Moulton’s catalogue of innovations at this point would guarantee him a place in dance music history, but as if that wasn’t enough, in 1974, he also accidentally invented the 12” single, after there was a shortage of 7” vinyl when pressing up promos of Al Downing’s ‘I’ll Be Holding On’. When he played it back, he discovered that the depth, clarity and overall dynamics were substantially superior to a 7”: “And of course when I heard it I almost died”.[3] Aside from providing greater volume and depth, a 12” also allowed producers to create longer tracks, leading the way for audio alchemists like Walter Gibbons to really develop the idea of the remix as music specifically tooled for dance floors. 

Tom Moulton’s innovations were essential to the rise of disco and there is a clear lineage from his work to the development of house and techno.

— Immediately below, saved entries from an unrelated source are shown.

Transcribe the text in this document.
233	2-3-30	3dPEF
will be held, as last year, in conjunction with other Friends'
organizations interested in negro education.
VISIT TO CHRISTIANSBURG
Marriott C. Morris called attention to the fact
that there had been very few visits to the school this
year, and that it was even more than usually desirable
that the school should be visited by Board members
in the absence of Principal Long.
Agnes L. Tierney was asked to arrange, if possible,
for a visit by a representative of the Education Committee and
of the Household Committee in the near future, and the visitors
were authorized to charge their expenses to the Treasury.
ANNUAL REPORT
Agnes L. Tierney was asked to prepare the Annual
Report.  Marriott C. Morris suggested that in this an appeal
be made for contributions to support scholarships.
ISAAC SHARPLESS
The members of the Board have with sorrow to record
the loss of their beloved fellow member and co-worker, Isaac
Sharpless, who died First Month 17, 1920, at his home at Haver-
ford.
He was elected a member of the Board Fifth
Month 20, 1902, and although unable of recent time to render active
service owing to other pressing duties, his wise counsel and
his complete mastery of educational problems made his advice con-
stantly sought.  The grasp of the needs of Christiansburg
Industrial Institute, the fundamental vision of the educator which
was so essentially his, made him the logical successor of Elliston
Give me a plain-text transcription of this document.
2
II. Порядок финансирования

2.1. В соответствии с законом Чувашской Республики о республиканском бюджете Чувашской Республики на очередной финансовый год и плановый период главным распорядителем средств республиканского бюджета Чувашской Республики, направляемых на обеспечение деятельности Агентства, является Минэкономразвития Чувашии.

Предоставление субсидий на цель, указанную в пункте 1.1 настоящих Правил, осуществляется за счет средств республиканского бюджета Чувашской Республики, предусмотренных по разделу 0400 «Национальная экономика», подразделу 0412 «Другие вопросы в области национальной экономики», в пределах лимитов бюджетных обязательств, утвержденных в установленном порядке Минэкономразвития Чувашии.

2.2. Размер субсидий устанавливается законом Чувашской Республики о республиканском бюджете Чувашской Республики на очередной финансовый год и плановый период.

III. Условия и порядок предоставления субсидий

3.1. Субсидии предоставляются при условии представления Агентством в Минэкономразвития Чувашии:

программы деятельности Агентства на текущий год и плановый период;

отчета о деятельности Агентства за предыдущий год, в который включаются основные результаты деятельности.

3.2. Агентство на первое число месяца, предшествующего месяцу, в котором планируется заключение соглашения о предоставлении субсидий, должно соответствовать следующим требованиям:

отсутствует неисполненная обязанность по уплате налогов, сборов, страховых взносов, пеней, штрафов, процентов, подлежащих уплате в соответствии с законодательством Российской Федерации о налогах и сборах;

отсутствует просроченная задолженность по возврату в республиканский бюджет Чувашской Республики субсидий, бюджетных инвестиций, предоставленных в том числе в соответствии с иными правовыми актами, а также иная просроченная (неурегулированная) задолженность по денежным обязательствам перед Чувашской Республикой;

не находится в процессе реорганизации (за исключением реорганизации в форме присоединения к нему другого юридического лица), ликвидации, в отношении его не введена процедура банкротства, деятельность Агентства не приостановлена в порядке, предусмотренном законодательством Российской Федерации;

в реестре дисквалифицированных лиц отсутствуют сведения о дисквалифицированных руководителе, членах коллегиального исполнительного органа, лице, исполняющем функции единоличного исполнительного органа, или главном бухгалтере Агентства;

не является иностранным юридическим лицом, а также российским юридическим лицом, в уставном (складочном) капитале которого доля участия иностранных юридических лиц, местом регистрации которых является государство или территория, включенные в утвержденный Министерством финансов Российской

His extending, re-editing and remixing helped define the structure and arrangement of club music. He engineered and EQ’ed his productions specifically for the dance floor, to sound good at high volume and in doing so he contributed to a codification of the sonic language of disco and dance music, in which the drums, percussion and bass - the groove - were paramount. 

The art of DJing, with its instant sync technology and USBs packed with 100s of lossless Wavs, has come a long way since Tom Moulton started supplying New Yorks DJs with his remixes, but the ideas he pioneered hang over every DJ like an ever-present spinning disco mirrorball, a glittering reminder of where we came from. 

 

 

[1] Moulton, Tom, in ‘The Record Players’ Brewster, Bill and Broughton, Frank, (DJhistory.com, UK),p.139

[2] Shapiro, Peter, Turn The Beat Around, (Faber & Faber UK 2005), p.31

[3] Moulton, Tom, in ‘The Record Players’ Brewster, Bill and Broughton, Frank, (DJhistory.com, UK),p.140

 

Harold Heath is a freelance writer who contributes to iDJ Magazine, Thump, Ministry of Sound, Traxsource etc. When not writing words about music, Harold is a DJ, producer and music tech teacher.